Want Your Business to Fight Climate Change? Aim for Progress, Not Perfection

bryn carey driving ski butlers van

I approached Bryn Carey from Ski Butlers about coming on the Localist podcast because I was impressed by their customer service. We did talk about that (and we also nerded out over business books and the Tim Ferris podcast), but before the podcast, when I asked Bryn what he wanted to talk about, he said the climate — and that led us down a pretty fascinating road.

Listen to my conversation with Ski Butlers on the Localist podcast!

Ski Butlers had just switched banks. Switching banks is annoying if you’re an individual, and it’s a huge headache if you’re a company — especially a company like Ski Butlers that has lots of locations, including international locations.

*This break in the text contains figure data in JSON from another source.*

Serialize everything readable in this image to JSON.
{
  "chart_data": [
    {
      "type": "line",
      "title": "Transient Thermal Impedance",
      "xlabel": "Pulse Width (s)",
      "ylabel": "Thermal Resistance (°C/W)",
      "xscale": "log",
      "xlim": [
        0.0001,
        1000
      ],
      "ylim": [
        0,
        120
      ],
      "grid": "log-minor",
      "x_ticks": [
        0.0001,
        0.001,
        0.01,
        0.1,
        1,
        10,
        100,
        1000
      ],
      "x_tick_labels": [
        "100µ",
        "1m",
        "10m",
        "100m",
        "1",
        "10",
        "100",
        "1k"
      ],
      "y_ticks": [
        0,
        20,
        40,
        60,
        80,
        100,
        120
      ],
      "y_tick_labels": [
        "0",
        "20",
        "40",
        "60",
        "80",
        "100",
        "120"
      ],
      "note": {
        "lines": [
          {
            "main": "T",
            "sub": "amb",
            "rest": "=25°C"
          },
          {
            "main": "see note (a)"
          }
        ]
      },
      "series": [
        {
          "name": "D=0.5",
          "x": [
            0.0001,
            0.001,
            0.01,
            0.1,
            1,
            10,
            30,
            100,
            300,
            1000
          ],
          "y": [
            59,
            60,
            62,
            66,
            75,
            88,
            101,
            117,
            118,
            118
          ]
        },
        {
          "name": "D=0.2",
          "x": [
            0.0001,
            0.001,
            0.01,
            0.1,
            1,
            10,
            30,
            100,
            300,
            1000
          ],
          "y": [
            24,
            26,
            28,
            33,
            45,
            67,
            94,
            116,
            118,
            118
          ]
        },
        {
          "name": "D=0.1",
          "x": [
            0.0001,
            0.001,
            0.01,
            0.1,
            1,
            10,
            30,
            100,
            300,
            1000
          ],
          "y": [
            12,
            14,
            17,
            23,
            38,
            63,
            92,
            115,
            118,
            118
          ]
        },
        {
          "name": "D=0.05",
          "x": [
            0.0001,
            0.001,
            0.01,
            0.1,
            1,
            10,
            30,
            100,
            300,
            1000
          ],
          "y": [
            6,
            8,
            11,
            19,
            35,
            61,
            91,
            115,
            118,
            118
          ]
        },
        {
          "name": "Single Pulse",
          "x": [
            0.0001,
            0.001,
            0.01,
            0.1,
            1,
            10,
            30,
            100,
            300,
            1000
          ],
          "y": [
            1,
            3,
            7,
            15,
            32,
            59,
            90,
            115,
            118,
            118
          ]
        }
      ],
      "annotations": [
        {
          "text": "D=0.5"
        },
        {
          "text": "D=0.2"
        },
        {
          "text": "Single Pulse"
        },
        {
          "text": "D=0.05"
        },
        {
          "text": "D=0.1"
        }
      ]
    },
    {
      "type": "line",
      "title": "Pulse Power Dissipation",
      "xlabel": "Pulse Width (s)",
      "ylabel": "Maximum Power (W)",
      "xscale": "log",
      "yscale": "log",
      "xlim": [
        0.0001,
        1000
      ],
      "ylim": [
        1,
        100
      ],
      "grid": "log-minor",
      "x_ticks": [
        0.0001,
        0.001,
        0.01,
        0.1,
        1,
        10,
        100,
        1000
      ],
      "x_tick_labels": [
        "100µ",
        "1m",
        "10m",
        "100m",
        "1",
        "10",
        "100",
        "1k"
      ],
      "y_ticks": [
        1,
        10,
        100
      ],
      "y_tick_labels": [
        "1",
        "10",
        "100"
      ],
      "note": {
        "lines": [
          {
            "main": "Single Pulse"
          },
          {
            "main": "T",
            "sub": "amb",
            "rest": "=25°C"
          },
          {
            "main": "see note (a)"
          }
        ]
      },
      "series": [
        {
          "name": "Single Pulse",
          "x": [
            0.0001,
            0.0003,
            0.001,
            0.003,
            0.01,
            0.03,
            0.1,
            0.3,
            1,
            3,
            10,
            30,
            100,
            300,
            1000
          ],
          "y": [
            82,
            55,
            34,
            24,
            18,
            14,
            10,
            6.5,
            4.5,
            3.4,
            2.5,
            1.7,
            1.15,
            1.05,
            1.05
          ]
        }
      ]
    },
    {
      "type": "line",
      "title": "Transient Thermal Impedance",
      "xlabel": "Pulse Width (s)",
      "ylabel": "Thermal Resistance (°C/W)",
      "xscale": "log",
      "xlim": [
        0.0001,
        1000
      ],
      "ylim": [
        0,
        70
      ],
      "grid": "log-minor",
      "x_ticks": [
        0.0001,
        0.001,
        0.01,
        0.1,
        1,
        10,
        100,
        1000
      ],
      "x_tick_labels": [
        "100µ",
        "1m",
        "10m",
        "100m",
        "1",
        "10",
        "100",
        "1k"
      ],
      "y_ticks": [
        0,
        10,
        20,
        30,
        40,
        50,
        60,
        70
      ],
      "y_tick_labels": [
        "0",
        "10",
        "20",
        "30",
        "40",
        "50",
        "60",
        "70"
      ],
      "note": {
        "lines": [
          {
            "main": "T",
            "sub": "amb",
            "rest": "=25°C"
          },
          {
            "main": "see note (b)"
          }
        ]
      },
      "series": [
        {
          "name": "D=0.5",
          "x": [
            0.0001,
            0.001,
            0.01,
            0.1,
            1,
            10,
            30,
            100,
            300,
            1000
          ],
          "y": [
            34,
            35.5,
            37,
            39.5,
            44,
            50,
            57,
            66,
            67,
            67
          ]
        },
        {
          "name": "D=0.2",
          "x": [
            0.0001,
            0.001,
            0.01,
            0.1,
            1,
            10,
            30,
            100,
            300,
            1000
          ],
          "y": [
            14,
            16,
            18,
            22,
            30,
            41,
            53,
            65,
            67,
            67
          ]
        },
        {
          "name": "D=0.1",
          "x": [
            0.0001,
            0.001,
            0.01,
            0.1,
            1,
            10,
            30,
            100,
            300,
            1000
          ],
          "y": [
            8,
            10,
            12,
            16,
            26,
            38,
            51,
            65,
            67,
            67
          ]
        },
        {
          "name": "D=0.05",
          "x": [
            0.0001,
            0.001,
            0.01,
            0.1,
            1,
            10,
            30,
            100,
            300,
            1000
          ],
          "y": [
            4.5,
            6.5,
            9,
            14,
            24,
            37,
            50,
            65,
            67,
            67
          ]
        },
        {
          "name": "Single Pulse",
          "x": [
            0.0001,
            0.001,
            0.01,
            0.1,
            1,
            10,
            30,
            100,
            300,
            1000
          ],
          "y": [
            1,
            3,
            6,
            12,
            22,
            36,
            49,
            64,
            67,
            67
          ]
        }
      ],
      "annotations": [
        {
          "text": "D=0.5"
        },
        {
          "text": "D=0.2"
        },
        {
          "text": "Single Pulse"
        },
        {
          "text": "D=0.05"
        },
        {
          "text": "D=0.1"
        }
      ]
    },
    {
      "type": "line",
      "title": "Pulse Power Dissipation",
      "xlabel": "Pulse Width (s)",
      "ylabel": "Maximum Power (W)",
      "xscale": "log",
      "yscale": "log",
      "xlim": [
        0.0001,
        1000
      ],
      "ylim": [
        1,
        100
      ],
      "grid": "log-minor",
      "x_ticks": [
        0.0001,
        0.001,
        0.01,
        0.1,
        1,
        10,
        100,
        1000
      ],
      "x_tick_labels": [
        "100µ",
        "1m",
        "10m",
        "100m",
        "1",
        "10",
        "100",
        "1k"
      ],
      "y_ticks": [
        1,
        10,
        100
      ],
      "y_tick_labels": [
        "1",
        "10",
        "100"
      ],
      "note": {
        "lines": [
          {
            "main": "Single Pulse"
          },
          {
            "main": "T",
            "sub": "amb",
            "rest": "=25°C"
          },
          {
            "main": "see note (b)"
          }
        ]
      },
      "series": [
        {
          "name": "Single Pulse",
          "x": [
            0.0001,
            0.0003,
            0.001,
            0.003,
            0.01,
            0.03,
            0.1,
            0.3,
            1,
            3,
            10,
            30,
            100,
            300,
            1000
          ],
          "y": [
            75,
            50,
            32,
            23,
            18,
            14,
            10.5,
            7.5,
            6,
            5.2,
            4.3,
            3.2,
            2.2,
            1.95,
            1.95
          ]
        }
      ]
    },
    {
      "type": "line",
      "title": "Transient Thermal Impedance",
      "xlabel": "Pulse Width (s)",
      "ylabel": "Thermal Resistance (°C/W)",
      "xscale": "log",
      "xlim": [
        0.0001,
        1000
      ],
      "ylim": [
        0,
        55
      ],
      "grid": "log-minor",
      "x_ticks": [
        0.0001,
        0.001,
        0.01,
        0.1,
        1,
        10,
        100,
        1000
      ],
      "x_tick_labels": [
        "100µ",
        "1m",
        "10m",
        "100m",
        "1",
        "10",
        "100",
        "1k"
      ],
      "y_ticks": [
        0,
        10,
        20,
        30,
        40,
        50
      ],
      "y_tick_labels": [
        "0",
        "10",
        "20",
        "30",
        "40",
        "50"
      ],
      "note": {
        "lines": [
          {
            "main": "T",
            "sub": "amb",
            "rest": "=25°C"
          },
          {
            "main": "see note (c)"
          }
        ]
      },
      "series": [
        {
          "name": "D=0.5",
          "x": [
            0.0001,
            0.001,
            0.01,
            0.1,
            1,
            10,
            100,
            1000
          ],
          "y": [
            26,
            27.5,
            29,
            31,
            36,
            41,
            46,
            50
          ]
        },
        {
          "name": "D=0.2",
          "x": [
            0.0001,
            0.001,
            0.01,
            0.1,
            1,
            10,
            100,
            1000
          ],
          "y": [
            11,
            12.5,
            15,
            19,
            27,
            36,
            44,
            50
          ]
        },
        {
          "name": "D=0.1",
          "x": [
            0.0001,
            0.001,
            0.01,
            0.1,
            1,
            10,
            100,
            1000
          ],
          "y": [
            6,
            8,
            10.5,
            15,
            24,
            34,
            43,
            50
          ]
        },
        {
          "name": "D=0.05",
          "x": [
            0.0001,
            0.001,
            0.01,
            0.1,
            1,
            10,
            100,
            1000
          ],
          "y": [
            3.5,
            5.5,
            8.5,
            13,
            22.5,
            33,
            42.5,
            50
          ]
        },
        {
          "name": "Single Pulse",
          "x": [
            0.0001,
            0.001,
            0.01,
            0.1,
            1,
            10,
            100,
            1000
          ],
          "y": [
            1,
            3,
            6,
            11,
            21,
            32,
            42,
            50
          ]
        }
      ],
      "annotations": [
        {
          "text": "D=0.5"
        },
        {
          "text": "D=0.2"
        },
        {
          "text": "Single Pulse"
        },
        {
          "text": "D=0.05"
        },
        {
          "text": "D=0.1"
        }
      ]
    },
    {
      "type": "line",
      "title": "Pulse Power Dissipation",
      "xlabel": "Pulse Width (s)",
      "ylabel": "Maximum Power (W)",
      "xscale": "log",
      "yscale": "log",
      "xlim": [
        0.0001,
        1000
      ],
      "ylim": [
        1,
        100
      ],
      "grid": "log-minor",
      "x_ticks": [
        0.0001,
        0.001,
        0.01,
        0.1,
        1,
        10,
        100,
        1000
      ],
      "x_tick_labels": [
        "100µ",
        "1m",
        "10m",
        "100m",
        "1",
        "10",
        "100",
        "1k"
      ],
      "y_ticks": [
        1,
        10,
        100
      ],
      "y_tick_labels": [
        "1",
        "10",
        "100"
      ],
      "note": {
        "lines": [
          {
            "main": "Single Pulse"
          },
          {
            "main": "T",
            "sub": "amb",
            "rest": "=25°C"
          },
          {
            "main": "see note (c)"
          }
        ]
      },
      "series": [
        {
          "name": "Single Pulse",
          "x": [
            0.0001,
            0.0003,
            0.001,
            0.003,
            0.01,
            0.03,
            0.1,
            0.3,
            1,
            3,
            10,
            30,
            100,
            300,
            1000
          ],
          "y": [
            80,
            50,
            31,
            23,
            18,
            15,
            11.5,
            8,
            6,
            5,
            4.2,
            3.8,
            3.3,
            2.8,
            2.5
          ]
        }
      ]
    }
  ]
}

Why did they switch? Because Bryn found out that one way banks make money is by investing in fossil fuels. So, even though Ski Butlers had spent years trying to do the right thing by the environment and reducing their carbon footprint, their money was still going to fund something they were fighting against. Knowing what our money is supporting and changing our behavior so it’s doing something better is something I understand well — one big reason I like to buy locally is because it keeps money from being redistributed. I asked Bryn how Ski Butlers started making changes, and here’s what he shared:

First, learn

On the Ski Butlers website, there’s a timeline of when they started doing something about climate change, and on that timeline, they actually include starting to learn about climate change. I’ll admit that my first thought was that thinking didn’t count as action and didn’t belong on the timeline. But then I realized it was perfect, because I wish more of us (myself included) realized that learning about how to take action has value on its own.

Change low hanging fruit

When you’re talking about a subject like climate change (or buying local), the first thing you learn is that there is so much to do. Having your eyes opened can be extremely scary because everything seems overwhelming. On the podcast, Bryn says that a great place to start is with your low hanging fruit. Look at what your company is doing that can be changed fairly easily, and start there. I love this advice.

Learn more

I asked Bryn if being open about their climate journey left them open to attack — if people accused them of greenwashing. He said it did leave them open to people pointing out even more ways to change, but that wasn’t a bad thing. (For example, he mentioned that after he switched banks, someone told him that insurance companies work the same way, so now he’s sourcing ways to change that.) He says that the key to withstanding this is to prove over time that you’re committed. Now when people point out ways they could do better, he agrees and looks into those ideas — and because Ski Butlers has shown consistent progress, people are able to see more easily that they’re doing more than paying lip service.

Admit your vulnerabilities

It’s hard to change a business, especially when it also involves changing an entire problematic system. Bryn admitted that most of their fleet runs on fossil fuels, and that the point is not to hide from that, but to try to find alternatives. That might just mean one electric van right now. It might be that they fight the battle in other ways. But hiding things doesn’t work.

Finally, Take big steps

Once you’ve taken care of low hanging fruit, it’s time for big steps — but it’s usually best for a business to take those carefully and plan for how it’s going to impact your business. Changing banks was a big change for Ski Butlers, but Bryn and his team make a plan and set a goal, and they got it done.

Bryn says one place their commitment pays off is in the staff they get — he says, People are so excited to work for us because we stand for something. That doesn’t mean they have to be perfect, but it does mean they have to go through the steps of learning and changing continually.